The CX-5 also has a nice interior, but it looks slightly older in comparison with the more recently updated Mazda6. If an updated 2019 CX-5 makes its debut with a Signature model, however, it could elevate itself to the same level as the new 2018 Mazda6 Signature model that carries a slightly higher price than any currently available CX-5.
All-Weather Advantage: CX-5
Although neither vehicle would be considered rugged, the CX-5 boasts a few advantages over the Mazda6 when it comes to dealing with Mother Nature. The crossover offers all-wheel drive in addition to front-wheel drive, whereas the sedan is available in front-wheel drive only. The CX-5 also has an extra inch of ground clearance at 7.5 inches.
Price Advantage: Tie
A base Mazda6 costs $22,840, but opting for the turbo engine brings the price up to at least $30,090 because you must spring for the Grand Touring or above trim. The CX-5 starts at $25,125, and the top-level Grand Touring model goes for $30,620.

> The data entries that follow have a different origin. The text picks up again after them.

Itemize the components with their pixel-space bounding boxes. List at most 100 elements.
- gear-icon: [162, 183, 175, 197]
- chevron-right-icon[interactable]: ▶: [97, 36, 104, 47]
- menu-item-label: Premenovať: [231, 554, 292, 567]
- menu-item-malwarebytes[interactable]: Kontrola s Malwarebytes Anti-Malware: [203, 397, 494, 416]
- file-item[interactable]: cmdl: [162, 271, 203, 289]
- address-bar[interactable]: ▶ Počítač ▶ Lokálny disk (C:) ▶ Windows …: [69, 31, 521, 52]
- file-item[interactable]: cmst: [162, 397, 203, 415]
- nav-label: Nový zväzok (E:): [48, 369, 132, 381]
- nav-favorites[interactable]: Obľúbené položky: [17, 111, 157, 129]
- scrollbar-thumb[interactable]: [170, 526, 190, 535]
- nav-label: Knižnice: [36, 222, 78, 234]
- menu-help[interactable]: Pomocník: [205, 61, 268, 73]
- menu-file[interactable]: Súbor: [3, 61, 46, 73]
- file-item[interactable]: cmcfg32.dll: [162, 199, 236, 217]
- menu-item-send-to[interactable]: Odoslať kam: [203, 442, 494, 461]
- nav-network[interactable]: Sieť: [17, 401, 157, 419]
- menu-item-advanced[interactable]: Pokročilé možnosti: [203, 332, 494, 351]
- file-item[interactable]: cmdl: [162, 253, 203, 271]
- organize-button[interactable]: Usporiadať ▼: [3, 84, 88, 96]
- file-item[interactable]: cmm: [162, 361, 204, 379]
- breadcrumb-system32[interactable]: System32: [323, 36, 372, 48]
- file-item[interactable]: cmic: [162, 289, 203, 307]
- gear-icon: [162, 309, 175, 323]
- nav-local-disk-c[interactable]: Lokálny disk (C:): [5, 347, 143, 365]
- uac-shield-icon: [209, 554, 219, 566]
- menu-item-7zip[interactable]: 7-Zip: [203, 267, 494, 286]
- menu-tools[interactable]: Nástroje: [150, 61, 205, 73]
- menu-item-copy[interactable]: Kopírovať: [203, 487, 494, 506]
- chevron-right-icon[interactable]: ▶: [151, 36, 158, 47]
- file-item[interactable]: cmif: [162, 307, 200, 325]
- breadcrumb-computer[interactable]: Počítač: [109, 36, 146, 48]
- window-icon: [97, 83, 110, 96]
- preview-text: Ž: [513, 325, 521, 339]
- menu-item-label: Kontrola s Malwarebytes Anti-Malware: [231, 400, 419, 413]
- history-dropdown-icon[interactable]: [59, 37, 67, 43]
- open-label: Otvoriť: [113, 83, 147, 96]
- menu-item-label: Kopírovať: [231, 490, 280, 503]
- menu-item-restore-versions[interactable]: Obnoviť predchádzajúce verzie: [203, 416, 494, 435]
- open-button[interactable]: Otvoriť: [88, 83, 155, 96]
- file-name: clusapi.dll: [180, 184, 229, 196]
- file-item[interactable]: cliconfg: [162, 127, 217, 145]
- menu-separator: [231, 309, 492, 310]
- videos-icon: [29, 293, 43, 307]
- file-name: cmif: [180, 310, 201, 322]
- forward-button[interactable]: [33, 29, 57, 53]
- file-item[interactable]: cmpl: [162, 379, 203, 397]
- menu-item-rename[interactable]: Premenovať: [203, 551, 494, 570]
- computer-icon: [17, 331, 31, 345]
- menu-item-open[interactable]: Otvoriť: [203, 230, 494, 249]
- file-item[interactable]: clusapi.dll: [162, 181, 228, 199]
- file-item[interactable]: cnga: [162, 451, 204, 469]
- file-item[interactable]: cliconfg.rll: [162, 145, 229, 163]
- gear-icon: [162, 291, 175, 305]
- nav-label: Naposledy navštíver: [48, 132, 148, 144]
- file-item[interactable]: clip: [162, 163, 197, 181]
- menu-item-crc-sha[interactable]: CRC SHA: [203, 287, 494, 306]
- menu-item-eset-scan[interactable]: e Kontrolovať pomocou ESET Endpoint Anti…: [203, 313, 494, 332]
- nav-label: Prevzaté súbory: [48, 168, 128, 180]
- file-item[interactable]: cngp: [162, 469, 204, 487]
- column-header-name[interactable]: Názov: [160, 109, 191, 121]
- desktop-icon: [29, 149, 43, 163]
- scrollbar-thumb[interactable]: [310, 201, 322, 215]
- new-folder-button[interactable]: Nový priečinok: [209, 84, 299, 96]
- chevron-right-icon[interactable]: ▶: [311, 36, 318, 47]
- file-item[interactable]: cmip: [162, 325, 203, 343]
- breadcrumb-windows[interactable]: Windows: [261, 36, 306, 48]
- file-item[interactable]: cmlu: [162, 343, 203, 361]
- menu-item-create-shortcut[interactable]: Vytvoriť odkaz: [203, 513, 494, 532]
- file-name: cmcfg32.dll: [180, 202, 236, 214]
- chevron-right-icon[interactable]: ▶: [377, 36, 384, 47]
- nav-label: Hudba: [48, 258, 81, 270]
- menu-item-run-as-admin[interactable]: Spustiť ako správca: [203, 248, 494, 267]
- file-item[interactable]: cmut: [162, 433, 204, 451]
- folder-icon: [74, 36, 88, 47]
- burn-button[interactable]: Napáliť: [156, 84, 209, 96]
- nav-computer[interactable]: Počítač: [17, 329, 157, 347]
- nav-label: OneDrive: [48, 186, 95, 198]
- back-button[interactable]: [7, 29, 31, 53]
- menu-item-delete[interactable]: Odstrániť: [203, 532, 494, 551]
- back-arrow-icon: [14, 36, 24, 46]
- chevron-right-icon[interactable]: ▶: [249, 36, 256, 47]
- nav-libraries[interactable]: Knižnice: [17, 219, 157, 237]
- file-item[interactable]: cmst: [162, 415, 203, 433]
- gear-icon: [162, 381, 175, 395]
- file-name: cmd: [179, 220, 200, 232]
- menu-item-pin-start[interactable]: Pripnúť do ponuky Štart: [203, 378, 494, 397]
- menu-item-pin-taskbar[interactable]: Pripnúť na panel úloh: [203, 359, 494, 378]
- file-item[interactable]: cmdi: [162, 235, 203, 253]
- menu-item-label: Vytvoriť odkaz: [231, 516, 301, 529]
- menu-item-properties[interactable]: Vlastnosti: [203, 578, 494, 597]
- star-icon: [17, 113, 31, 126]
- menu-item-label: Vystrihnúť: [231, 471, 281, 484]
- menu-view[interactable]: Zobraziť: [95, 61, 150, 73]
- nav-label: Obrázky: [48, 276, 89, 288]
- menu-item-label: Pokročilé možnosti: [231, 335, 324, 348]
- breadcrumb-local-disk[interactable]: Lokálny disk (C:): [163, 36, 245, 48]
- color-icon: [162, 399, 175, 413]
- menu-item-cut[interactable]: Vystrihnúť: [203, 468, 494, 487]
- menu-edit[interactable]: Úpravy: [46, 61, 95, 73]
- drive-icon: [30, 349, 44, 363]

You’re in for a thrill with either one of these vehicles because they both benefit from responsive steering and a solid ride. The Mazda6 with the turbo engine has the clear leg up when it comes to acceleration, but the CX-5 is the more suitable choice for those who want extra cargo space, a more commanding ride height, or all-wheel drive.